Gail McCausland of Memphis, Tenn., said her two children who lived at Caritas would hardly acknowledge her presence when she visited.
"They'd be working and they'd be very oblivious to us," said McCausland, whose son has left Caritas, where her 29-year-old daughter remains. "It was so hard to deal with because we were all so close. They were different people."
A lawsuit filed in California accuses Colafrancesco, the president of Caritas, of brainwashing people. The suit was filed against Caritas and other organizations by Phillip Kronzer.
Kronzer and his ex-wife once believed that children in the Eastern European town of Medjugorje, Bosnia-Herzegovina, had had miraculous visions of Jesus' mother.
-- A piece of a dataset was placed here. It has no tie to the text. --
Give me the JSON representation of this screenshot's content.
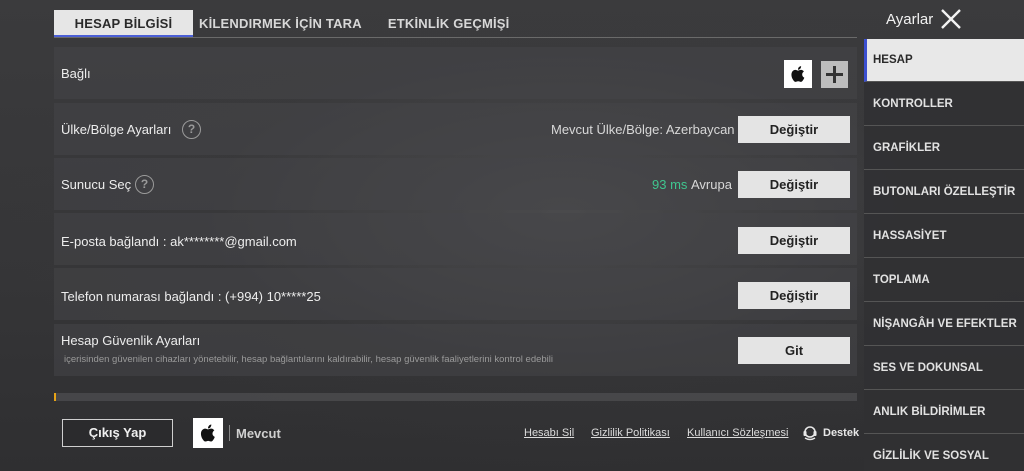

Caritas' stated goal is to promote those visions and lead pilgrimages to Medjogorje.
But Kronzer now alleges the visions were a fraud, and he has filed two suits attempting to expose the entire movement as a hoax.
Kronzer's suit accused Colafrancesco of controlling the lives of Caritas residents, who are even told when they may have sex.
Most residents live in mobile homes on the Caritas property, located southeast of Birmingham. Colafrancesco and his family live in a $118,400 house across the road.
"Adherents are kept under primitive conditions in communal trailers or cabins without adequate heating, running water or sanitation. Children often sleep on the floor because of lack of space," the suit claims.
Caritas, a nonprofit organization that is required to file financial statements with the Internal Revenue Service, reported $3.4 million in assets and $1.5 million in income in 1997.
Flynn, who once ran a Caritas printing operation that distributes materials worldwide, remains a believer in the visions of Mary. He left Caritas because he was unhappy but wants nothing to do with Kronzer's suit.
"That man wants to destroy Medjugorje," said Flynn.
Franciscan priests who live in Medjugorje also have expressed deep reservations about Caritas of Birmingham.
"It appears that the organization does not follow good practice of church discipline as well as the discipline of its members in regard to their ways in which they are organized within," wrote the Rev. Kraljevic Svetozar in an August letter, according to the Post-Herald.